Are you feeling like your photography needs an extra motivational kick? Do you want to try something a bit different and challenge your creativity? How about setting yourself a photographic ‘study’ or ‘mini-project’ on one single subject, to be undertaken in one single sitting?
I was motivated to do a mini-study one recent Christmas holidays when I was admiring the decorative lights on our Christmas tree. These multi-coloured lights made a cheerful and festive glow in our darkened living room and my mind soon turned to pondering the different ways I could photograph them. Not to be dissuaded by the late hour – it was nearly 10pm – I eagerly grabbed my camera and started to formulate a plan.

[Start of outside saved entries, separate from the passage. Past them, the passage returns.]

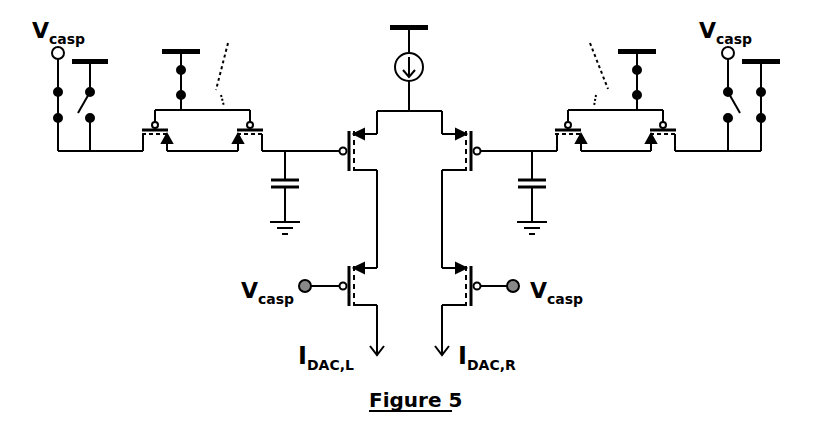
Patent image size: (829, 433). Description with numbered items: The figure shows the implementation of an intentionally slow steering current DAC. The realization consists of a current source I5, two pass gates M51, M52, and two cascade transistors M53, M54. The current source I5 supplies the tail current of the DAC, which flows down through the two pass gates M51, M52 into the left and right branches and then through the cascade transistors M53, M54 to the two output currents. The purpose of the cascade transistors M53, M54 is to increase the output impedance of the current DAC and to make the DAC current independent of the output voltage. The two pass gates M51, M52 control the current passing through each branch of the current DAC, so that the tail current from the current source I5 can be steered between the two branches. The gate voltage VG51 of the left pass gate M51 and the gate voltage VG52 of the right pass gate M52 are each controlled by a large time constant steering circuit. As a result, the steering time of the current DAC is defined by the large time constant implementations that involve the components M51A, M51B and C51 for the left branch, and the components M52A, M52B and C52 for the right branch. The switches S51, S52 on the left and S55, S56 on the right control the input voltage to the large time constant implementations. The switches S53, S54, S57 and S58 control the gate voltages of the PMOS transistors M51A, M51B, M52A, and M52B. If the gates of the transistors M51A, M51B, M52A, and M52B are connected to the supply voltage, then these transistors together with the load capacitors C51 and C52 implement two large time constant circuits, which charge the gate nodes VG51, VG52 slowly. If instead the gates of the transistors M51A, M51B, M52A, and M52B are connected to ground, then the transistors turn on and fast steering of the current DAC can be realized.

The switch S51 is at (43, 99).
The switch S52 is at (99, 105).
The switch S53 is at (173, 79).
The switch S54 is at (240, 74).
The switch S55 is at (770, 105).
The switch S56 is at (715, 99).
The switch S57 is at (647, 79).
The switch S58 is at (583, 74).
The PMOS transistor M51A is at (154, 149).
The PMOS transistor M51B is at (245, 149).
The PMOS transistor M52A is at (570, 149).
The PMOS transistor M52B is at (662, 149).
The pass gate M51 is at (359, 198).
The pass gate M52 is at (461, 198).
The cascade transistor M53 is at (341, 309).
The cascade transistor M54 is at (477, 309).
The load capacitor C51 is at (300, 207).
The load capacitor C52 is at (520, 207).
The current source I5 is at (397, 68).
The gate voltage node VG51 is at (305, 154).
The gate voltage node VG52 is at (513, 154).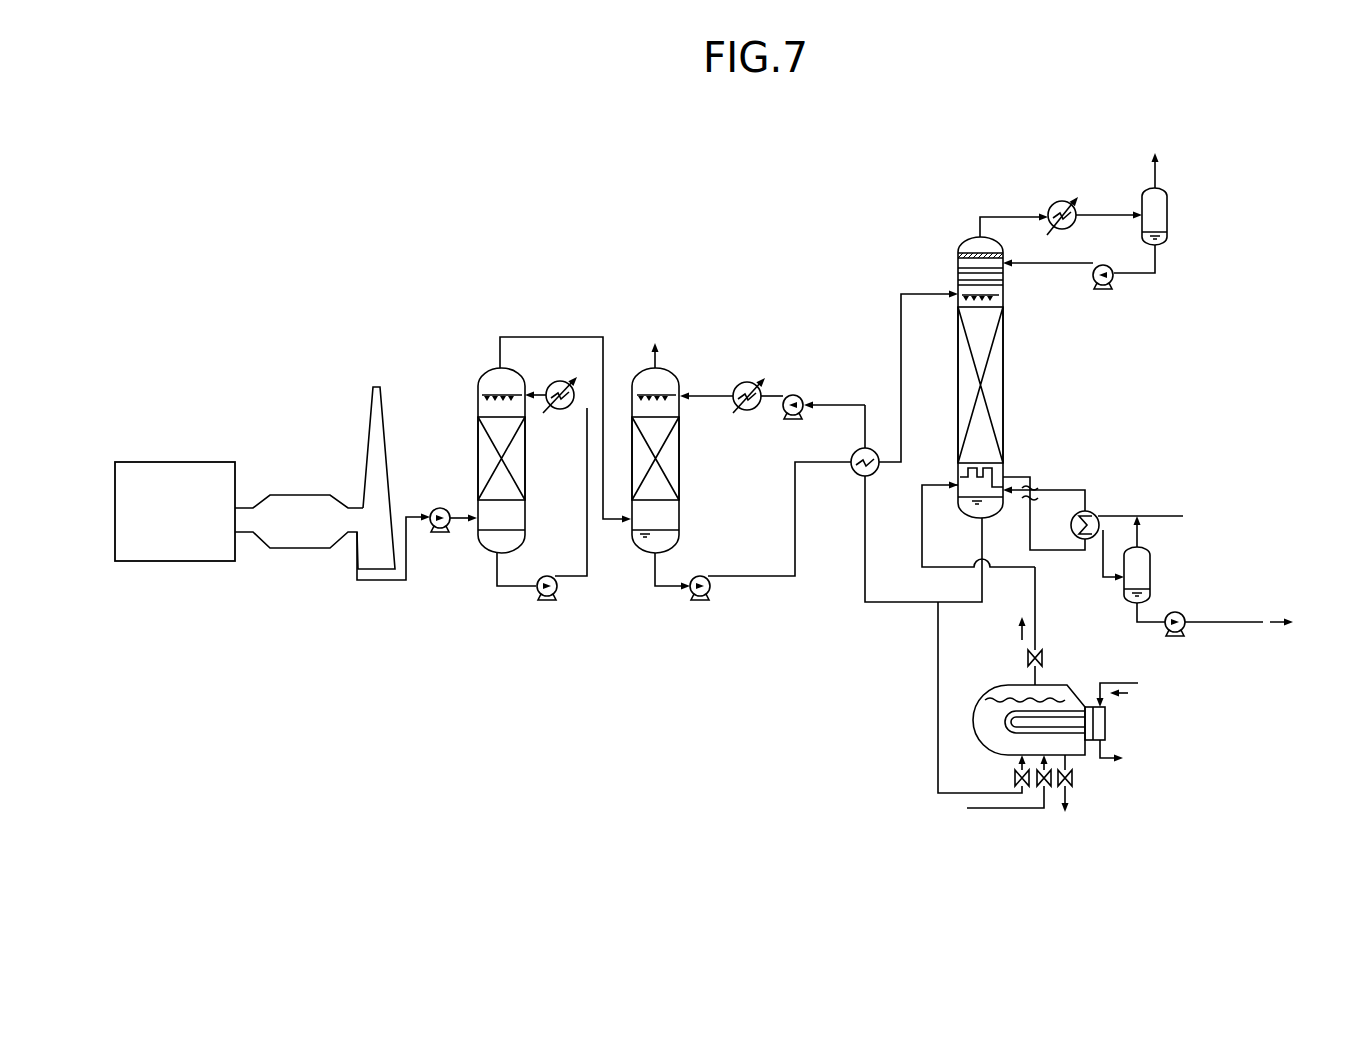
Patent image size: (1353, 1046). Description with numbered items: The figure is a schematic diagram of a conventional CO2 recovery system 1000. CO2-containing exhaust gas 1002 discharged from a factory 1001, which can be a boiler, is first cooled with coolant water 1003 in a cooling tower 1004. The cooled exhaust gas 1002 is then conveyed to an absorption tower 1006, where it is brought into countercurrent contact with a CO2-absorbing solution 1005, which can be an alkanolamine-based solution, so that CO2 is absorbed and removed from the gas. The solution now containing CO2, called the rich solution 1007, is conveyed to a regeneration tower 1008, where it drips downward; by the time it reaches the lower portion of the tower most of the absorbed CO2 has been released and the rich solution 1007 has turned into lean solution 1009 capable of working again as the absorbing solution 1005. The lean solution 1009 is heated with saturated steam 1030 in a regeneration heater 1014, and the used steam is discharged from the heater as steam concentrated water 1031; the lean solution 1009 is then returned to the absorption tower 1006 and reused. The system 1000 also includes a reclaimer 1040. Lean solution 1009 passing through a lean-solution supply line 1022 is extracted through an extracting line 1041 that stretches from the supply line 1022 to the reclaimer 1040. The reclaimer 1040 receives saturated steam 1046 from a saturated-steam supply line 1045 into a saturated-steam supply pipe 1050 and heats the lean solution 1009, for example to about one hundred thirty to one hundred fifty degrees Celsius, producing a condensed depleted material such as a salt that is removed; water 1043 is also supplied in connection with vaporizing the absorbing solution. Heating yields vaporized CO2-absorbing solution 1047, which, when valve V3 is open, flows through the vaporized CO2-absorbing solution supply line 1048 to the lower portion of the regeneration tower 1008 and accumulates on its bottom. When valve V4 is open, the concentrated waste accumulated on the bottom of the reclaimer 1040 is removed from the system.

The CO2 recovery system 1000 is at (567, 173).
The factory 1001 is at (183, 462).
The CO2-containing exhaust gas 1002 is at (515, 337).
The coolant water 1003 is at (537, 397).
The cooling tower 1004 is at (478, 378).
The CO2-absorbing solution 1005 is at (748, 382).
The absorption tower 1006 is at (667, 370).
The rich solution 1007 is at (931, 284).
The regeneration tower 1008 is at (976, 236).
The lean solution 1009 is at (857, 562).
The regeneration heater 1014 is at (1093, 511).
The lean-solution supply line 1022 is at (902, 600).
The saturated steam 1030 is at (1168, 525).
The steam concentrated water 1031 is at (1222, 583).
The reclaimer 1040 is at (992, 690).
The extracting line 1041 is at (938, 765).
The water 1043 is at (996, 818).
The saturated-steam supply line 1045 is at (1140, 672).
The saturated steam 1046 is at (1127, 695).
The vaporized CO2-absorbing solution 1047 is at (1020, 632).
The vaporized CO2-absorbing solution supply line 1048 is at (1035, 613).
The saturated-steam supply pipe 1050 is at (1012, 721).
The valve V3 is at (1042, 660).
The valve V4 is at (1073, 785).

My goal was to explore several different photographic techniques and see what varied effects I could produce.
Get Moving – Zoom Zoom
I tried a few ‘static’ shots first, but felt this approach would be fairly limited, so instead, I began to focus on images which would contain movement in one form or another.
I started out with a simple, continuous zoom burst with a one second exposure. ‘Speed Warp’ was one of the very early shots in the series and this particular technique was the first one which sprang to mind.

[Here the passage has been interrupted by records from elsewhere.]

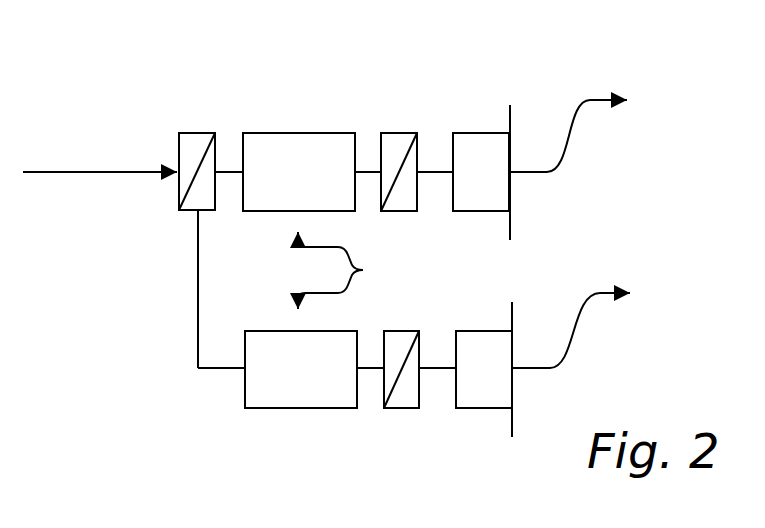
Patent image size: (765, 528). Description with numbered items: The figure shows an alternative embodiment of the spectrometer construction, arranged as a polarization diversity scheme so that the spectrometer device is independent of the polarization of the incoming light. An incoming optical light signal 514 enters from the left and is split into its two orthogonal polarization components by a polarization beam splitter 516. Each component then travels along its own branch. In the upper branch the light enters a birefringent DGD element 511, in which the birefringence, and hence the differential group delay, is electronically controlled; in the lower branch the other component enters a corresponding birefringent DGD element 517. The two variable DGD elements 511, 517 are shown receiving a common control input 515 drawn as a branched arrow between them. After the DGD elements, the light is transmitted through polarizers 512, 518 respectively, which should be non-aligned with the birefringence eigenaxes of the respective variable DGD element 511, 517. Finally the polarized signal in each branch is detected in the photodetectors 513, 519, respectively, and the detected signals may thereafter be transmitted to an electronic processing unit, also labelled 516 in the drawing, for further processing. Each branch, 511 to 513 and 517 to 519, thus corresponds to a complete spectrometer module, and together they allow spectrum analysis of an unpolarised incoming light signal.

The incoming optical light signal 514 is at (107, 158).
The polarization beam splitter 516 is at (197, 130).
The birefringent DGD element 511 is at (295, 128).
The polarizer 512 is at (397, 127).
The photodetector 513 is at (477, 127).
The control signal 515 is at (358, 270).
The birefringent DGD element 517 is at (303, 414).
The polarizer 518 is at (402, 414).
The photodetector 519 is at (482, 417).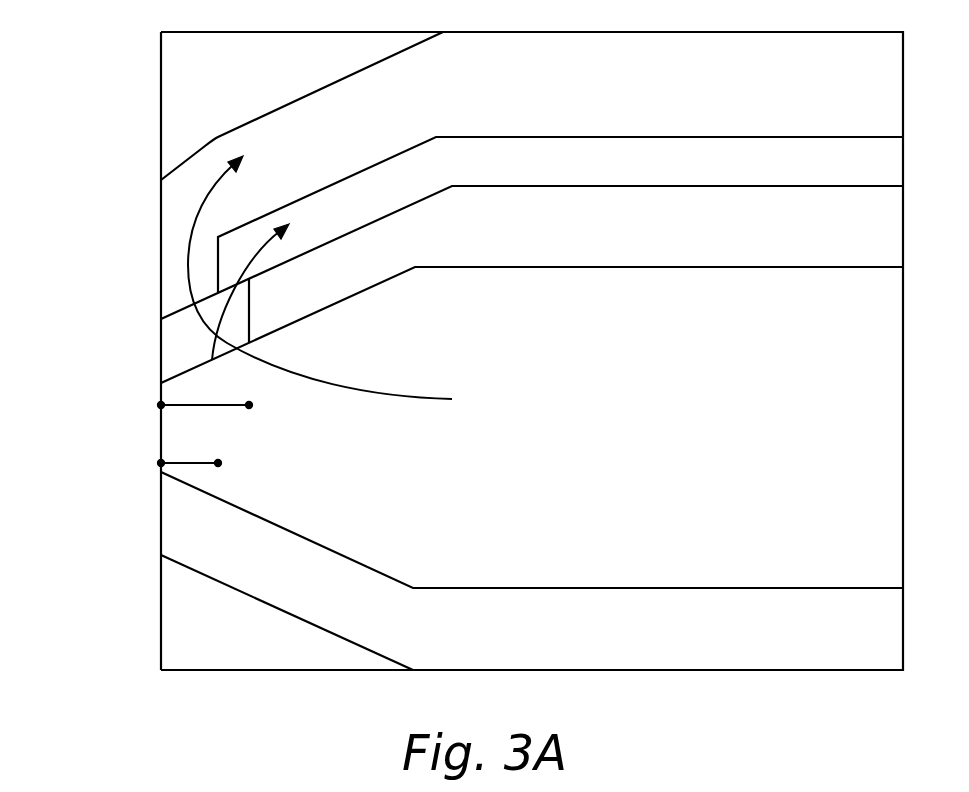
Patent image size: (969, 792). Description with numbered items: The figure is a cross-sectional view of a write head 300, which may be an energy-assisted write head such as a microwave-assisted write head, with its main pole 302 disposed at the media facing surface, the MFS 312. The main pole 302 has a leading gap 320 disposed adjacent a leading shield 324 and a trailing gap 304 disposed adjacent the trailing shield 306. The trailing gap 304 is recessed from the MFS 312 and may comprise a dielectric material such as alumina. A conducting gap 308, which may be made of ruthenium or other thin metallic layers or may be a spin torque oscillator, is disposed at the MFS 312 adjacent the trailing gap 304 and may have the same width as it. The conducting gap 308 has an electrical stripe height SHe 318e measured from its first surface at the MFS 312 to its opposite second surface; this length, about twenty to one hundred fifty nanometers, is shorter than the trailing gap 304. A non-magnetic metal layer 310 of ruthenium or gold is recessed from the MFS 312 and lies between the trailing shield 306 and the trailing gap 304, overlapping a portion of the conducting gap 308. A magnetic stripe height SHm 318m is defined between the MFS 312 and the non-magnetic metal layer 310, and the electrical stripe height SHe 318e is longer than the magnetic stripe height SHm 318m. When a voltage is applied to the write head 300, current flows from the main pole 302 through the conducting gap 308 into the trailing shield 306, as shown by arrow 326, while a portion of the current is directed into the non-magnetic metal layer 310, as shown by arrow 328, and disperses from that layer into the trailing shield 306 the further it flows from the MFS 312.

I followed the continuous zoom burst with a more staggered, jerky zoom effect where I would zoom, pause, zoom, and pause within a two second exposure.

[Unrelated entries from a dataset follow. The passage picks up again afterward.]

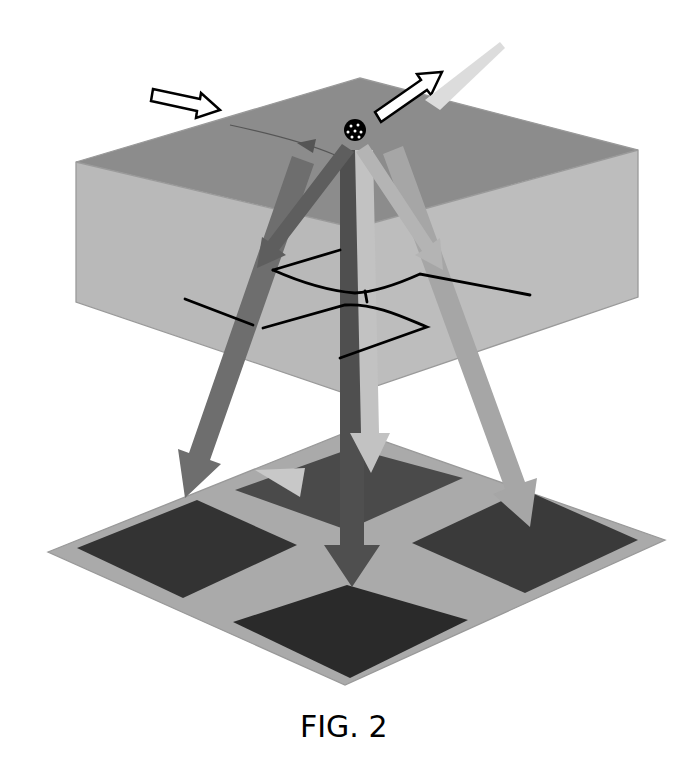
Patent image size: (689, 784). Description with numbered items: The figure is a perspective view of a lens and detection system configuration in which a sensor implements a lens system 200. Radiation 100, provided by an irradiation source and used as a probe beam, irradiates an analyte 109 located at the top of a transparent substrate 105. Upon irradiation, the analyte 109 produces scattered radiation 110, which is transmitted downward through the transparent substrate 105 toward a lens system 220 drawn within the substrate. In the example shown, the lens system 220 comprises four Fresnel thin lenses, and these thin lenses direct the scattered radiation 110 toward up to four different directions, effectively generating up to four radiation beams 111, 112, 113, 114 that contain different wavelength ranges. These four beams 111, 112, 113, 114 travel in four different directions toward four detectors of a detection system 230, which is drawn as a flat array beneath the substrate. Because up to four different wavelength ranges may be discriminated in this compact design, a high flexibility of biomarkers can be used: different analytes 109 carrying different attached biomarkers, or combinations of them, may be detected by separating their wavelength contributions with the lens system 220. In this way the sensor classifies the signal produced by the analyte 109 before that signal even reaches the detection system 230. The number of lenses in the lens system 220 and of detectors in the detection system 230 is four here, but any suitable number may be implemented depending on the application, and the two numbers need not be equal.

The lens system 200 is at (116, 52).
The radiation 100 is at (189, 92).
The analyte 109 is at (345, 122).
The scattered radiation 110 is at (388, 190).
The transparent substrate 105 is at (620, 228).
The lens system 220 is at (180, 330).
The radiation beam 111 is at (200, 413).
The radiation beam 114 is at (378, 422).
The radiation beam 113 is at (500, 452).
The radiation beam 112 is at (352, 530).
The detection system 230 is at (203, 613).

Here’s another take on the zoom burst – this time I’ve zoomed in and out, and in and out within the single exposure.
On Closer Inspection
I decided to move in closer for these next few shots and experiment with moving the camera to create different shapes.
This is a more curvaceous interpretation, reminding me of a cascading waterfall.
Experimenting with more geometric shapes, ‘Boxed In’ plays with squares.
And as the title suggests, ‘Triangular’ explores these recurring patterns.
I also tried some rapid, horizontal panning shots.
‘Gone in a Flash’ is a straight pass without any additional camera movement. While I enjoy the grand, sweeping gesture, I decided to get a little more adventurous and moved the camera within the pan. I managed to achieve some quite different effects…smooth and flowing.
Then more angular and distinct – ‘Arrhythmia’ reminds me of a heart rate monitor while ‘V Formation’ is even more quirky.
I finally decided to change the orientation of my panning action and made a vertical pan instead.
I enjoy this shot as I think it retains the shape of the Christmas tree quite well. In fact, ‘Fairy Lights’ was taken near the end of my photo shoot and is really the culmination of all of the previous experimentation and refinement.
Take the Challenge
I can highly recommend the challenge of a mini-study. They’re great fun and will definitely get you thinking more diversely and creatively. I still have fond memories of that night when my Christmas lights began to dance in ways I’d never imagined!